A lot of us like to escape into America’s old west. Run a John Wayne movie at the local flicker and we’ll be out in droves watchin’ men like him stride and ride across the country like giants; the only borders in the whole fargin’ country an occasional line of barbed wire to keep the soddin’ cows in and the rustlers out. Patrols or guarda, nonexistent. Eat, sleep, fuck where they want; do away with little impediments like indians they swat like flies; takin’ shite from no one.

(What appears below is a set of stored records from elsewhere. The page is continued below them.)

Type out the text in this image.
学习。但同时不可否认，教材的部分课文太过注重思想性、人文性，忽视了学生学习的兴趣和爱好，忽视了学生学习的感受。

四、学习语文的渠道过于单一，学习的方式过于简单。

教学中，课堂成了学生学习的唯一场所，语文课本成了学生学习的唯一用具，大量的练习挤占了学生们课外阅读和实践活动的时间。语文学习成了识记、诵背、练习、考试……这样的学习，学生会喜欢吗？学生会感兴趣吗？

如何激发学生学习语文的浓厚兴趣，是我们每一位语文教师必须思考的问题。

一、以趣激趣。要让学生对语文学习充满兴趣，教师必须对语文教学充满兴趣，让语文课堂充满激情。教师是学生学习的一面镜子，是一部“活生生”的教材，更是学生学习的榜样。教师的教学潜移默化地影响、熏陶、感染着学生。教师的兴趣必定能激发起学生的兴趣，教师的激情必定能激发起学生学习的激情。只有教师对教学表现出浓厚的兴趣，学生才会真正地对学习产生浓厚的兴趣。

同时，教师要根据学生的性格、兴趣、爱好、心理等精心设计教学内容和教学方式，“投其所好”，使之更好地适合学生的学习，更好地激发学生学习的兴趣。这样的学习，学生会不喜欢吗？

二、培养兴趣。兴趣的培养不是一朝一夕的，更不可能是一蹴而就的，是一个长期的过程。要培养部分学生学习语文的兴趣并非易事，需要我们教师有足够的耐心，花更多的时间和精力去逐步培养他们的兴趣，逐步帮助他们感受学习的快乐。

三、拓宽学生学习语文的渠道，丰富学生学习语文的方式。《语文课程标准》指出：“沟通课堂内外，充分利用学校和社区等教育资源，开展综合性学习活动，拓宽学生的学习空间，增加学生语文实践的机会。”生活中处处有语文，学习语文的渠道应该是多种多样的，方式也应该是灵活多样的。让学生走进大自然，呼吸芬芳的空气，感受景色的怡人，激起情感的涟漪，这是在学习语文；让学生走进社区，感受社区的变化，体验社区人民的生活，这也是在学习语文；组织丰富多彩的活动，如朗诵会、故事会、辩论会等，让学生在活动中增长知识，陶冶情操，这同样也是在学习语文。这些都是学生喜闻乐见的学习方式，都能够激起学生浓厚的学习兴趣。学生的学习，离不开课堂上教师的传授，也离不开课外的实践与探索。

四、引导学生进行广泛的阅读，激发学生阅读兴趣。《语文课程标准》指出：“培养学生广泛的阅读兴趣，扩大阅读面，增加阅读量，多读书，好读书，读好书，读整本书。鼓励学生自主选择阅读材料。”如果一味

They got what they wanted without bombing innocent people, didn’t they? But they could have. They were free and could do anything they wanted. Irish school books say that they got freedom from throwin’ some tea into Boston Harbor. I guess our problem is we never really had anything to throw away. But I think that maybe if we had dumped a few of our leaders in the Liffey years ago we’d be better off.
My boss says that if Michael Eisner woulda bought this country, we’d all be happy extras on Main Street Eire, sellin’ little Blarney Stones on chains to the tourists that they'd kiss when the going gets tough, us livin’ in magic castles with leprechauns that are really just my dwarf mates.
Shite, I say, kiss my ass. That's no way to win.